Relationship between IoT and WoT:

| Aspect | IoT | WoT |
|---|---|---|
| Focus | Connecting physical devices to the internet | Connecting IoT devices to the Web using web standards |
| Protocols | Various (MQTT, CoAP, Zigbee, Bluetooth) | Standard web protocols (HTTP, REST, WebSockets) |
| Accessibility | Devices may use proprietary protocols | Devices are accessible via standard web browsers and APIs |
| Relationship | Foundation/infrastructure layer | Application layer built on top of IoT |

In simple terms:
- IoT is the broader concept of connecting things to the internet.
- WoT is a higher-level approach that makes IoT devices accessible and interoperable through standard web technologies.
- WoT uses IoT as its underlying infrastructure.

Analogy: IoT is like building roads (connectivity infrastructure), while WoT is like building a navigation system (web-based interface) on top of those roads to make them easily usable.
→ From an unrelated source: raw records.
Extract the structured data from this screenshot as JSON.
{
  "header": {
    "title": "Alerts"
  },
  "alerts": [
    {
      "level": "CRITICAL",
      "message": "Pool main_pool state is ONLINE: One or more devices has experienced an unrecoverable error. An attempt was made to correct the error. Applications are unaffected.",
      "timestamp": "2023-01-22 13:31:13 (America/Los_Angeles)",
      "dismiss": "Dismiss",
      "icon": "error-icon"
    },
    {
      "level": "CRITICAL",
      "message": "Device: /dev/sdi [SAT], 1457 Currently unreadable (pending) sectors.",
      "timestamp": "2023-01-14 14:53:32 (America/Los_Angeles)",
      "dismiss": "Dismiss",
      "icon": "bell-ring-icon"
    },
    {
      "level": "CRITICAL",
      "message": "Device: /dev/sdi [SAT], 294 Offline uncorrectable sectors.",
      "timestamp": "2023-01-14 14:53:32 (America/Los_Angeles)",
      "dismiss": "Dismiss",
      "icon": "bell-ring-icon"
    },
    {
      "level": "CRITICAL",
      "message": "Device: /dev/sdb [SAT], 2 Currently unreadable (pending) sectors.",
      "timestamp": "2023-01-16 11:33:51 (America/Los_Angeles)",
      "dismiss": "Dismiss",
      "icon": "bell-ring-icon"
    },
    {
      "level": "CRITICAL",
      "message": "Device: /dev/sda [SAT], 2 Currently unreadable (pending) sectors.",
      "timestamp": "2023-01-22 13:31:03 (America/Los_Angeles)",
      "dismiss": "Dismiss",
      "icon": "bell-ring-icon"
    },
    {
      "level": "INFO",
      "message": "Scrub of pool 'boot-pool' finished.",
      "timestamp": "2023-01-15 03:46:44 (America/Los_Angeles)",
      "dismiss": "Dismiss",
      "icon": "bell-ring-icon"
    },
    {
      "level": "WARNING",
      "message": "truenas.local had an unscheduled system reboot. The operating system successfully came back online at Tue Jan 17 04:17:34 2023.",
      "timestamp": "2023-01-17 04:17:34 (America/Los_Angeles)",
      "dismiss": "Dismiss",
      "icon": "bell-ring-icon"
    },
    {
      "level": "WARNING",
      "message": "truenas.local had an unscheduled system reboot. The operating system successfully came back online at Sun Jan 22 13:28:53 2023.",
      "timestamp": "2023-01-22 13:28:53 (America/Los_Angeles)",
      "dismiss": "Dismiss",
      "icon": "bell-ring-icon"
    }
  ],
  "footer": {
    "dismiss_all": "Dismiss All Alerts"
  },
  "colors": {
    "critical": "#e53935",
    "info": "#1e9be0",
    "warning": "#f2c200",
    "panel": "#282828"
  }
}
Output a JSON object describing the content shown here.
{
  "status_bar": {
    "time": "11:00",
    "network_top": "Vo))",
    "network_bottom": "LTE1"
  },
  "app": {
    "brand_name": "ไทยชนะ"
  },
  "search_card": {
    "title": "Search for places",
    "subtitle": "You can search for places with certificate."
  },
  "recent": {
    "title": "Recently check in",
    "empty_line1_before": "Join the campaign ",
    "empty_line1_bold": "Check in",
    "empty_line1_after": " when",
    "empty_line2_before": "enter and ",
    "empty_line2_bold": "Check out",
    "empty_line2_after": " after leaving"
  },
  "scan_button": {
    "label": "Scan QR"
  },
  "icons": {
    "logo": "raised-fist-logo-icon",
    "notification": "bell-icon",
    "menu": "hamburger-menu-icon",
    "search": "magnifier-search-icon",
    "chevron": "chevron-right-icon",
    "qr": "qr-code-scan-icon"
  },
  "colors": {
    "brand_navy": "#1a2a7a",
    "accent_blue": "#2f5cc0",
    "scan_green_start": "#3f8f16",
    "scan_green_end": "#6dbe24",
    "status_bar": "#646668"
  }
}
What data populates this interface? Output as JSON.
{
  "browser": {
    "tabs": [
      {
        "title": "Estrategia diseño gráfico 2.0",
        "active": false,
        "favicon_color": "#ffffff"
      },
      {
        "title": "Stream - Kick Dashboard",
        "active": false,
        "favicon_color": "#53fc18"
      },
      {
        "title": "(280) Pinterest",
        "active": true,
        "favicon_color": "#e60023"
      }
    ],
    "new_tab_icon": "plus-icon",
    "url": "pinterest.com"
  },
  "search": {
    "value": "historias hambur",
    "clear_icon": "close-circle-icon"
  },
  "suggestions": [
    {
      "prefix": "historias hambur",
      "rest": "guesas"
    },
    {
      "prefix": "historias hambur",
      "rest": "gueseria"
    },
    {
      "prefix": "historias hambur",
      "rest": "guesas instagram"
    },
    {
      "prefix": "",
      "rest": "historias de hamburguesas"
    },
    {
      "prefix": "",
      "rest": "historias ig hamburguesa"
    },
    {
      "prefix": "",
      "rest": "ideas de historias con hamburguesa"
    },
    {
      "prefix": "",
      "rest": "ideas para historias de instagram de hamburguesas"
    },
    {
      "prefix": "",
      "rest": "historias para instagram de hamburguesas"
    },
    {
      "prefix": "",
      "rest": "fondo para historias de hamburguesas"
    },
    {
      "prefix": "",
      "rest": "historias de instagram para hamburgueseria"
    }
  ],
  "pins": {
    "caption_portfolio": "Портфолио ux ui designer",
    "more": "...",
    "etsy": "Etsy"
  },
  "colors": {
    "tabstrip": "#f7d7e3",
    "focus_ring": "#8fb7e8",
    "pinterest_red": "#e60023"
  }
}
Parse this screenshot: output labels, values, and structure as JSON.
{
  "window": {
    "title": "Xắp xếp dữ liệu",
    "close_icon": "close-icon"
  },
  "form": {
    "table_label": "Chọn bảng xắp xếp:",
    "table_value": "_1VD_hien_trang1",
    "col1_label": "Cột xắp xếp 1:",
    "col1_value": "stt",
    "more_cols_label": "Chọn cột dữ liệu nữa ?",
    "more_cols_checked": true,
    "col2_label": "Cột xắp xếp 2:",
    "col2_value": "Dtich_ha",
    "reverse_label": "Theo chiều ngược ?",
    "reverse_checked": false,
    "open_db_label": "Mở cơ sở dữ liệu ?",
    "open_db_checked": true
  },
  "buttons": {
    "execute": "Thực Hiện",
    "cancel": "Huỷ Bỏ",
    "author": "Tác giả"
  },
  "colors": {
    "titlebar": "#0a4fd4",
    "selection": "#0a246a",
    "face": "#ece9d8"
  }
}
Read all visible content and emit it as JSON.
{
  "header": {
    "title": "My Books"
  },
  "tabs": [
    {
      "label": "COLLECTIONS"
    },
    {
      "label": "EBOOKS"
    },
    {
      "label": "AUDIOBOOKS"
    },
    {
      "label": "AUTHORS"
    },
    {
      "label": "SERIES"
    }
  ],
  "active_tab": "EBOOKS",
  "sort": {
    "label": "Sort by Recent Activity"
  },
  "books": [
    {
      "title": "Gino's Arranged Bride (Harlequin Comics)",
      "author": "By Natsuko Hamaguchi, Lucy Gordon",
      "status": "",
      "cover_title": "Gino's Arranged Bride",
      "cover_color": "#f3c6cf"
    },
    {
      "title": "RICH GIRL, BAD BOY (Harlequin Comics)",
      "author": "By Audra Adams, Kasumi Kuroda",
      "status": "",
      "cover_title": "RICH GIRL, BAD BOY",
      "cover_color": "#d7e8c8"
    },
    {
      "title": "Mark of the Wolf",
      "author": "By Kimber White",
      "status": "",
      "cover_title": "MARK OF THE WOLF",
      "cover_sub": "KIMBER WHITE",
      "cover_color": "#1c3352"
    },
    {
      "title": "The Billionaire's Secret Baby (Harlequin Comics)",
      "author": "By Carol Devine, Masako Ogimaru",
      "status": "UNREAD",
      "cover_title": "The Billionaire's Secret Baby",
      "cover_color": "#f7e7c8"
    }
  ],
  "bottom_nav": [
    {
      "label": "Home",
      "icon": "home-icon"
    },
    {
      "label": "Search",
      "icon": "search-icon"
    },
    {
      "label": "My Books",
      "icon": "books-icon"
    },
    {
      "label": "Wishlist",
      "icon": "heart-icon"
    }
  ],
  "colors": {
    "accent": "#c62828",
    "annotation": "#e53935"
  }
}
Conclusion: WoT builds upon IoT by adding a web-based layer that makes IoT devices universally accessible, interoperable and easier to integrate into web applications — thus WoT is an evolution and extension of IoT.

Matching the Columns:

| Column A | Column B |
|---|---|
| 1. You got a reminder to take medication | D. Smart Health |
| 2. You got an SMS alert that you forgot to lock the door | C. Home Automation |
| 3. You got an SMS alert that parking space is available near your block | A. Smart Parking |
| 4. You turned off your LED TV from your wrist watch | B. Smart Wearable |

Justification:

1. Smart Health (D): IoT-enabled health devices (like smart pill dispensers or health monitoring apps) send reminders to patients to take their medication at the right time — this is a Smart Health application.

2. Home Automation (C): Smart door locks connected to IoT systems can detect whether the door is locked or unlocked and send SMS alerts to the homeowner — this is a Home Automation application.

3. Smart Parking (A): IoT sensors installed in parking spaces detect whether a space is occupied or vacant and send real-time alerts to drivers about available parking — this is a Smart Parking application.

4. Smart Wearable (B): A smart wristwatch connected to IoT can control home appliances like an LED TV remotely — this is a Smart Wearable application.